Hi all,
We are performing a transcriptome analysis with DESeq2.
We have three factors: treatment (control and drought), climate (CO2 and ambient) and zone in the leaf (zone1, zone2, zone3).
For each possible combination, we have 3 biological replicates (no technical replicates). The PCA showed us that we have 2 outliers. They are not in the same group, so this leaves us with 2 biological replicates for two of our sample groups.
I've been looking on the internet for information on how many biological replicates I need at minimum using DESeq2. I did find some information ( https://assets.geneious.com/manual/10.2/GeneiousManualsu100.html ), but I want to be sure before continuing. Running DESeq2 does not prompt an error message. Removing the two outliers results in more significant genes.

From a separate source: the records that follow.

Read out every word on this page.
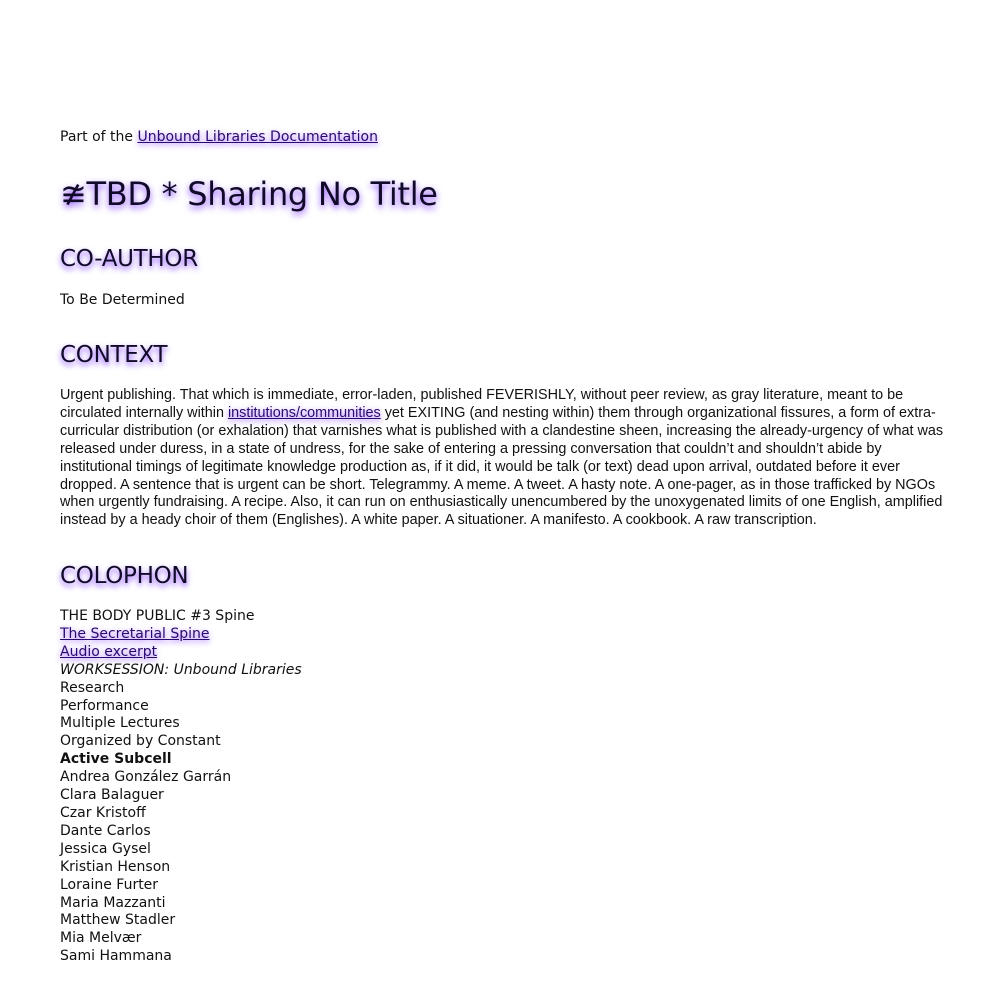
Part of the Unbound Libraries Documentation
≇TBD * Sharing No Title
CO-AUTHOR
To Be Determined
CONTEXT

Urgent publishing. That which is immediate, error-laden, published FEVERISHLY, without peer review, as gray literature, meant to be circulated internally within institutions/communities yet EXITING (and nesting within) them through organizational fissures, a form of extra-curricular distribution (or exhalation) that varnishes what is published with a clandestine sheen, increasing the already-urgency of what was released under duress, in a state of undress, for the sake of entering a pressing conversation that couldn’t and shouldn’t abide by institutional timings of legitimate knowledge production as, if it did, it would be talk (or text) dead upon arrival, outdated before it ever dropped. A sentence that is urgent can be short. Telegrammy. A meme. A tweet. A hasty note. A one-pager, as in those trafficked by NGOs when urgently fundraising. A recipe. Also, it can run on enthusiastically unencumbered by the unoxygenated limits of one English, amplified instead by a heady choir of them (Englishes). A white paper. A situationer. A manifesto. A cookbook. A raw transcription.

COLOPHON
THE BODY PUBLIC #3 Spine
The Secretarial Spine
Audio excerpt
WORKSESSION: Unbound Libraries
Research
Performance
Multiple Lectures
Organized by Constant
Active Subcell
Andrea González Garrán
Clara Balaguer
Czar Kristoff
Dante Carlos
Jessica Gysel
Kristian Henson
Loraine Furter
Maria Mazzanti
Matthew Stadler
Mia Melvær
Sami Hammana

Thank you for your advice and time.
Kind regards,
Jonas
Antwerp University - Belgium
Dear Sean,
Thank you for your quick response and for noting the possibility of removing biological variation by removing outliers based on a PCA.

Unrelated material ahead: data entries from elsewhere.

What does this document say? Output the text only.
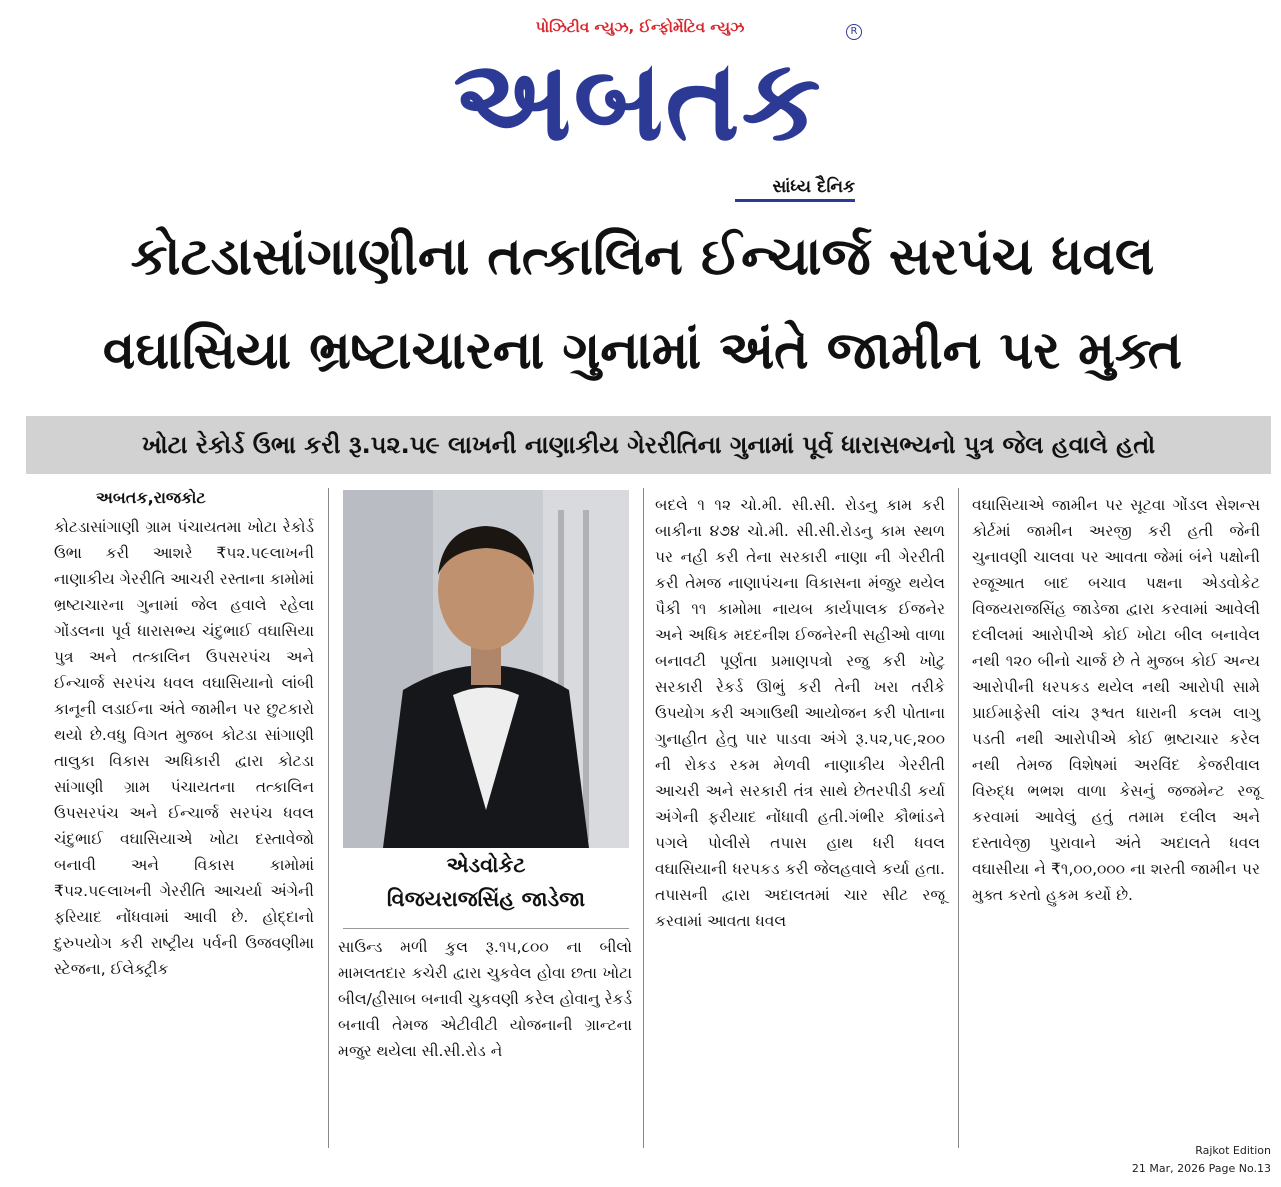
પોઝિટીવ ન્યુઝ, ઈન્ફોર્મેટિવ ન્યુઝ
અબતક
R
સાંધ્ય દૈનિક
કોટડાસાંગાણીના તત્કાલિન ઈન્ચાર્જ સરપંચ ધવલ
વઘાસિયા ભ્રષ્ટાચારના ગુનામાં અંતે જામીન પર મુક્ત
ખોટા રેકોર્ડ ઉભા કરી રૂ.૫૨.૫૯ લાખની નાણાકીય ગેરરીતિના ગુનામાં પૂર્વ ધારાસભ્યનો પુત્ર જેલ હવાલે હતો
અબતક,રાજકોટ

કોટડાસાંગાણી ગ્રામ પંચાયતમા ખોટા રેકોર્ડ ઉભા કરી આશરે ₹૫૨.૫૯લાખની નાણાકીય ગેરરીતિ આચરી રસ્તાના કામોમાં ભ્રષ્ટાચારના ગુનામાં જેલ હવાલે રહેલા ગોંડલના પૂર્વ ધારાસભ્ય ચંદુભાઈ વઘાસિયા પુત્ર અને તત્કાલિન ઉપસરપંચ અને ઈન્ચાર્જ સરપંચ ધવલ વઘાસિયાનો લાંબી કાનૂની લડાઈના અંતે જામીન પર છુટકારો થયો છે.વધુ વિગત મુજબ કોટડા સાંગાણી તાલુકા વિકાસ અધિકારી દ્વારા કોટડા સાંગાણી ગ્રામ પંચાયતના તત્કાલિન ઉપસરપંચ અને ઈન્ચાર્જ સરપંચ ધવલ ચંદુભાઈ વઘાસિયાએ ખોટા દસ્તાવેજો બનાવી અને વિકાસ કામોમાં ₹૫૨.૫૯લાખની ગેરરીતિ આચર્યા અંગેની ફરિયાદ નોંધવામાં આવી છે. હોદ્દાનો દુરુપયોગ કરી રાષ્ટ્રીય પર્વની ઉજવણીમા સ્ટેજના, ઈલેક્ટ્રીક

એડવોકેટ
વિજયરાજસિંહ જાડેજા

સાઉન્ડ મળી કુલ રૂ.૧૫,૮૦૦ ના બીલો મામલતદાર કચેરી દ્વારા ચુકવેલ હોવા છતા ખોટા બીલ/હીસાબ બનાવી ચુકવણી કરેલ હોવાનુ રેકર્ડ બનાવી તેમજ એટીવીટી યોજનાની ગ્રાન્ટના મજુર થયેલા સી.સી.રોડ ને

બદલે ૧ ૧૨ ચો.મી. સી.સી. રોડનુ કામ કરી બાકીના ૪૭૪ ચો.મી. સી.સી.રોડનુ કામ સ્થળ પર નહી કરી તેના સરકારી નાણા ની ગેરરીતી કરી તેમજ નાણાપંચના વિકાસના મંજુર થયેલ પૈકી ૧૧ કામોમા નાયબ કાર્યપાલક ઈજનેર અને અધિક મદદનીશ ઈજનેરની સહીઓ વાળા બનાવટી પૂર્ણતા પ્રમાણપત્રો રજુ કરી ખોટુ સરકારી રેકર્ડ ઊભું કરી તેની ખરા તરીકે ઉપયોગ કરી અગાઉથી આયોજન કરી પોતાના ગુનાહીત હેતુ પાર પાડવા અંગે રૂ.૫૨,૫૯,૨૦૦ ની રોકડ રકમ મેળવી નાણાકીય ગેરરીતી આચરી અને સરકારી તંત્ર સાથે છેતરપીડી કર્યા અંગેની ફરીયાદ નોંધાવી હતી.ગંભીર કૌભાંડને પગલે પોલીસે તપાસ હાથ ધરી ધવલ વઘાસિયાની ધરપકડ કરી જેલહવાલે કર્યા હતા. તપાસની દ્વારા અદાલતમાં ચાર સીટ રજૂ કરવામાં આવતા ધવલ

વઘાસિયાએ જામીન પર સૂટવા ગોંડલ સેશન્સ કોર્ટમાં જામીન અરજી કરી હતી જેની ચુનાવણી ચાલવા પર આવતા જેમાં બંને પક્ષોની રજૂઆત બાદ બચાવ પક્ષના એડવોકેટ વિજયરાજસિંહ જાડેજા દ્વારા કરવામાં આવેલી દલીલમાં આરોપીએ કોઈ ખોટા બીલ બનાવેલ નથી ૧૨૦ બીનો ચાર્જ છે તે મુજબ કોઈ અન્ય આરોપીની ધરપકડ થયેલ નથી આરોપી સામે પ્રાઈમાફેસી લાંચ રૂશ્વત ધારાની કલમ લાગુ પડતી નથી આરોપીએ કોઈ ભ્રષ્ટાચાર કરેલ નથી તેમજ વિશેષમાં અરવિંદ કેજરીવાલ વિરુદ્ધ ભભશ વાળા કેસનું જજમેન્ટ રજૂ કરવામાં આવેલું હતું તમામ દલીલ અને દસ્તાવેજી પુરાવાને અંતે અદાલતે ધવલ વઘાસીયા ને ₹૧,૦૦,૦૦૦ ના શરતી જામીન પર મુક્ત કરતો હુકમ કર્યો છે.

Rajkot Edition
21 Mar, 2026 Page No.13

To respond to your suggestion about the outliers: The effect of sampling zone in the leaf is quite dominant and these two samples did not match there zone (when clustered), where in two previous transcriptome studies (with a similar setup) and the current one (the remaining 34) all the samples clustered really nicely together for the zones.
Concerning the number of replicates: An article ( https://www.ncbi.nlm.nih.gov/pmc/articles/PMC4878611/ ) mentioned that at least 6 replicates should be used in RNAseq analysis to find significantly differentially expressed (SDE) genes. We're sometimes limited in the number of replicates we can run during an experiment, as it is the case here...

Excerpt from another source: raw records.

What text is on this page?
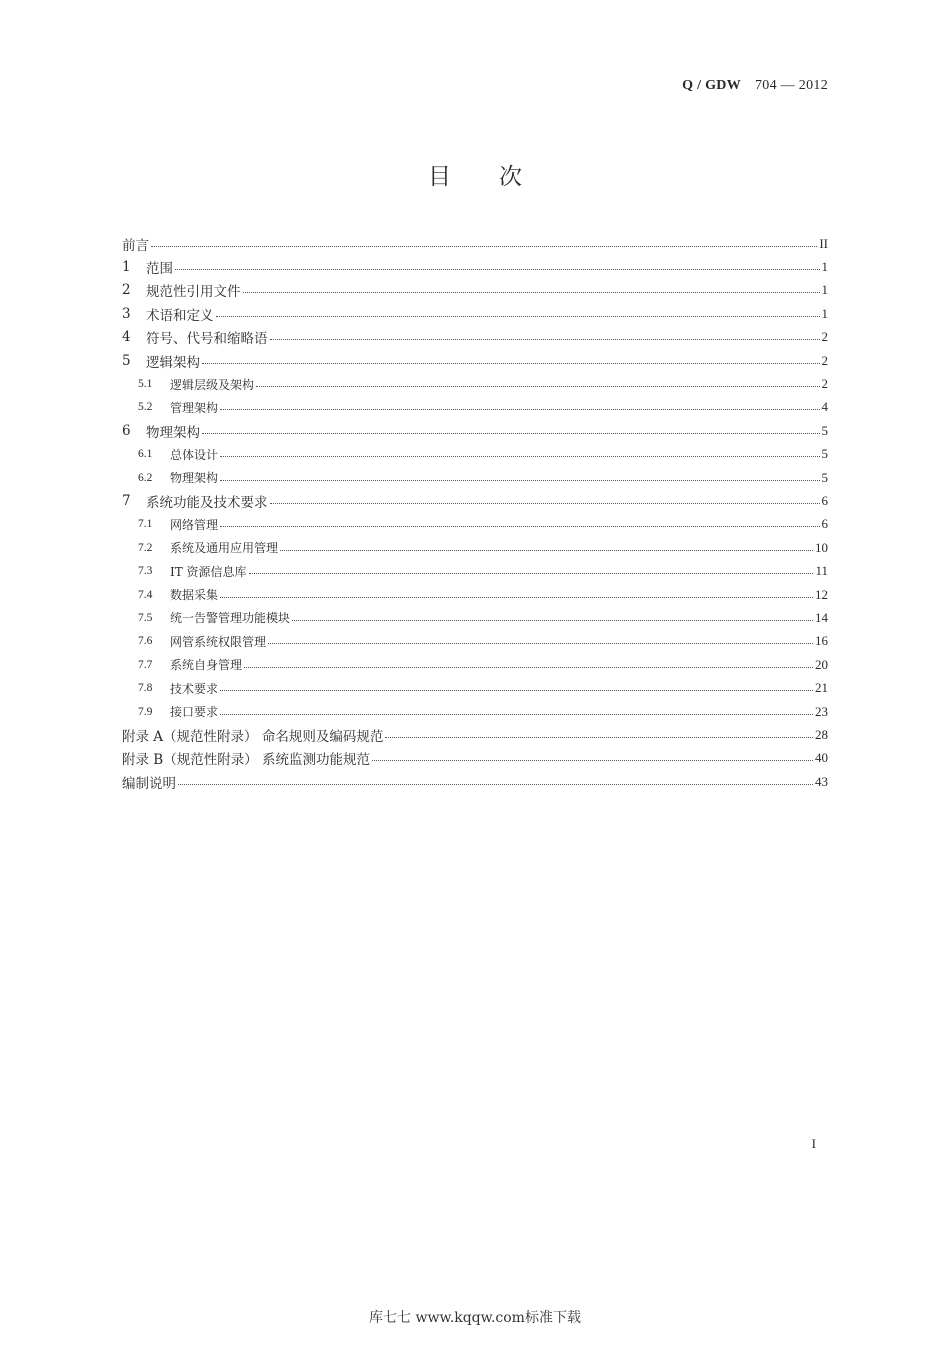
Q / GDW 704 — 2012
目次
前言	II
1	范围	1
2	规范性引用文件	1
3	术语和定义	1
4	符号、代号和缩略语	2
5	逻辑架构	2
5.1	逻辑层级及架构	2
5.2	管理架构	4
6	物理架构	5
6.1	总体设计	5
6.2	物理架构	5
7	系统功能及技术要求	6
7.1	网络管理	6
7.2	系统及通用应用管理	10
7.3	IT 资源信息库	11
7.4	数据采集	12
7.5	统一告警管理功能模块	14
7.6	网管系统权限管理	16
7.7	系统自身管理	20
7.8	技术要求	21
7.9	接口要求	23
附录 A（规范性附录） 命名规则及编码规范	28
附录 B（规范性附录） 系统监测功能规范	40
编制说明	43
I
库七七 www.kqqw.com标准下载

As we are quite sure that we are talking about outliers here, we would like to leave out these two samples. This also resulted in more SDE genes. I was afraid that the increase in SDE genes could not be trusted, since we only had 2 biological replicates in two of our sample groups...
Feel free to respond if you have any more suggestions, doubts or ideas.
Thanks again for your quick response and advice!
A small comment re: "at least six replicates should be used". It's a bit more subtle. Take a look at their Figure 1b, for edgeR. You'll find a similar curve for most RNA-seq tools. On the x axis is number of replicates, and the top curves show sensitivity. The 4 curves are for those genes with |LFC| > 0, 0.3, 1, and 2. The far left represents two replicates, where you see ~75% sensitivity for genes with |LFC| > 1. It's also about 50% sensitivity for |LFC| > 0.3. So not to say that 2 replicates (with low biological variability) is sufficient for all purposes, but rather that investigators should know they will only recover genes with the largest effect size.
Regarding the sample size paper, see my replies to Nicholas Schurch and Conrad Burden here: https://f1000research.com/articles/5-1438
I agree with Michael that the true situation is more nuanced than the authors of that paper make out and the main issue is power rather than validity. In most of my work, insisting on 6 replicates per group would be an irresponsible waste of taxpayers' money.